Это был удар, и Эйзенхауэр только чудом остался висеть на голой стене.

«Неужели… Неужели мой собственный сын считает меня нечестным?»

Это был худший день в его жизни.

— Et tu, Гамильтон?

— Пап? — не веря своим ушам, произнес Гамильтон. — Ты что, знаешь Шекспира?

«Видимо, знаю», — подумал Эйзенхауэр. Он даже испытывал гордость от того, что он немного знает Шекспира, пусть всего пару слогов. Но о какой гордости может идти речь, если его собственному сыну за него стыдно?

Этого не стоил ни один, даже самый главный приз в мире, в том числе и гонка за ключами. Он все делал только ради детей — ради Гамильтона и девочек. И победа ему нужна только ради них.

Наконец дар речи снова вернулся к нему.

— Ты… ты хочешь сказать, что мы нечестно ведем борьбу и не заслужили приза?

— Но ведь это Эми с Дэном узнали, где находится ключ. Да и вообще, ты всегда думал, что это я нахожу ключи, а на самом деле это в основном Эми с Дэном, просто они делились со мной. Мы не заслужили победу. Это их приз.

Эйзенхауэр ощутил под собой глубочайшую пропасть, почувствовал сильнейший ледяной ветер и вдруг понял, что жизнь его висит на волоске. По правде говоря, так оно и было, и Эйзенхауэр на самом деле висел над пропастью. Но только до этого он даже не замечал ни головокружительной высоты, ни зверского холода, ни грозящей опасности. Теперь же пропасть под ним становилась все глубже, а ветер холоднее.

Но вдруг он понял, что сын его путает разные вещи. И ему надо просто помочь сделать работу над ошибками.

— Хэм, Хэм, Хэм, ты думаешь, это игра?

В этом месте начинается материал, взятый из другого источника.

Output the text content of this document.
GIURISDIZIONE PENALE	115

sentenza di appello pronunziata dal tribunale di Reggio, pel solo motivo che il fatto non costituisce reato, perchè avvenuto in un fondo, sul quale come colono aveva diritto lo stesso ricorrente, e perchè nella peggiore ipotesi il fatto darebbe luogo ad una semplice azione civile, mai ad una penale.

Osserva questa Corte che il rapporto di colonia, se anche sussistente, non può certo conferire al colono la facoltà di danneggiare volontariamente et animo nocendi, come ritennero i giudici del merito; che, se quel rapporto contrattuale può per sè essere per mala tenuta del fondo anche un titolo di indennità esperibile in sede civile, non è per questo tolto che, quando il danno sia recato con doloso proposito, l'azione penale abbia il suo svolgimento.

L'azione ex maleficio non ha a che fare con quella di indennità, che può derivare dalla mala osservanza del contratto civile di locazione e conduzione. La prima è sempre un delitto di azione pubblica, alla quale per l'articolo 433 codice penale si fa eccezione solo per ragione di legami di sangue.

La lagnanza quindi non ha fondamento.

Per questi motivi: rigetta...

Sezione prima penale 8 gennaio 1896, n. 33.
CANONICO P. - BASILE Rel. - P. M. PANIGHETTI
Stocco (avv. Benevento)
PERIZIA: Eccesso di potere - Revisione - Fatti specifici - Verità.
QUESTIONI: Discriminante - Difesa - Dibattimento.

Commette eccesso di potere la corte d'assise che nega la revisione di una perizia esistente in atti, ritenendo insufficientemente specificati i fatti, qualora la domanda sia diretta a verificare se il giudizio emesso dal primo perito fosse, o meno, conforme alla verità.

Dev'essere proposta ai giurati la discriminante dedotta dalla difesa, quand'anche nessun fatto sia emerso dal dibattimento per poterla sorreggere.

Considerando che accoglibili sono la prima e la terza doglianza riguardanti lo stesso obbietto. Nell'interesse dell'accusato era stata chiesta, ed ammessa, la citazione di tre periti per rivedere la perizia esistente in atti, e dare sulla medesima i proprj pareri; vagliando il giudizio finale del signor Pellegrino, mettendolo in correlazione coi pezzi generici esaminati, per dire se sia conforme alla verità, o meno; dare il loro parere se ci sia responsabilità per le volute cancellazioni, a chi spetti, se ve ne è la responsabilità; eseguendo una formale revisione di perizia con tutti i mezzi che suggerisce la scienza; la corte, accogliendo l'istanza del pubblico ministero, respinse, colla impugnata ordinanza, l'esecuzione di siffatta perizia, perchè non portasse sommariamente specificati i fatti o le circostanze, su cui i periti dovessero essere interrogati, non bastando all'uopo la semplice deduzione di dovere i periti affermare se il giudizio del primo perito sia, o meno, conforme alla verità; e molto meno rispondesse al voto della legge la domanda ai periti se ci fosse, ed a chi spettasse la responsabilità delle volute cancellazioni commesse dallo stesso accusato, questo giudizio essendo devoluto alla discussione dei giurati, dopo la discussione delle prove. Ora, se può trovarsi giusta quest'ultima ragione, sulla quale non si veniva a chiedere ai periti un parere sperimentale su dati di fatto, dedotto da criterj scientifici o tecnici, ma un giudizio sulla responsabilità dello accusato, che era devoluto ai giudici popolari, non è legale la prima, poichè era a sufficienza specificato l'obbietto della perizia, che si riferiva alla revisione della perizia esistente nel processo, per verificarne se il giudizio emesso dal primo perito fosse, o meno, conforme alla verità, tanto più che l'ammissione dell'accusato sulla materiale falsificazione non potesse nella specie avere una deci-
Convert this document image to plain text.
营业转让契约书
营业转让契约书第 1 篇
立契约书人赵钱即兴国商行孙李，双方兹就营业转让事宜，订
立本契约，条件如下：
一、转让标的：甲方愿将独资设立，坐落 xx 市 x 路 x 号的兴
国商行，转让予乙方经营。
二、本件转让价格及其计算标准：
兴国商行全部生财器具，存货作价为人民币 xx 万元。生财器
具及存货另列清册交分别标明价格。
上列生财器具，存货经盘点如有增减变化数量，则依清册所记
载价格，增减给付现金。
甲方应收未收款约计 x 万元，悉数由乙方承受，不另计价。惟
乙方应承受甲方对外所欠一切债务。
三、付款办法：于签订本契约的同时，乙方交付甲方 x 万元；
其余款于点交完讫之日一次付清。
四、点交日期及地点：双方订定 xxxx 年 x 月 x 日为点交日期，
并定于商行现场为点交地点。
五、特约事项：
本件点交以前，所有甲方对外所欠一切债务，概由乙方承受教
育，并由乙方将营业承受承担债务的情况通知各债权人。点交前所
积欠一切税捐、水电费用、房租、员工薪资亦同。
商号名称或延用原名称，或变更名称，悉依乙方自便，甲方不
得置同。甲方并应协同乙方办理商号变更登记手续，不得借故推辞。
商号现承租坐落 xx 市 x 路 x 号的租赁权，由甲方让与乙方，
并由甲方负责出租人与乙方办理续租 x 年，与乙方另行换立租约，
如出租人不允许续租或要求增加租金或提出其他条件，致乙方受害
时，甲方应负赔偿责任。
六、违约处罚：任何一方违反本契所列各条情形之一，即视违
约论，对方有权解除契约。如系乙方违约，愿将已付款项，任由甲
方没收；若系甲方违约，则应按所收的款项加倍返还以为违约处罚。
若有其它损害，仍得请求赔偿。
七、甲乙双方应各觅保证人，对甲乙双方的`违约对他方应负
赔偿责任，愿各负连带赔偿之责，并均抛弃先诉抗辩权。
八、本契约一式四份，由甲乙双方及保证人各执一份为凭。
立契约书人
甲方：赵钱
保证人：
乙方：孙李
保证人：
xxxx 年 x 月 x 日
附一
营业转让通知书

Понимаю, я часто так же отношусь к жизни. Но гонка за ключами — это не игра. В игре есть правила. А в гонке за ключами их нет. Нельзя быть нечестным в том, где честность отсутствует как понятие. В том, что называется игрой без правил.

— А правила жизни? — спросил его сын. — Те, которые делают тебя честным человеком?

Эйзенхауэр молча уставился на своего ребенка.

Он раньше слышал от других родителей, что они не понимают своих детей. Но сам он впервые столкнулся с этой проблемой.

— Я не говорю, что мы должны играть с Эми и Дэном в поддавки и подарить им победу, — продолжал Гамильтон. Он переставил ноги на скале. — Я просто хочу сказать, что мы должны… делиться.

— В смысле… ничья? Мой собственный сын хочет сыграть вничью? — неверяще проговорил Эйзенхауэр. — Невероятно!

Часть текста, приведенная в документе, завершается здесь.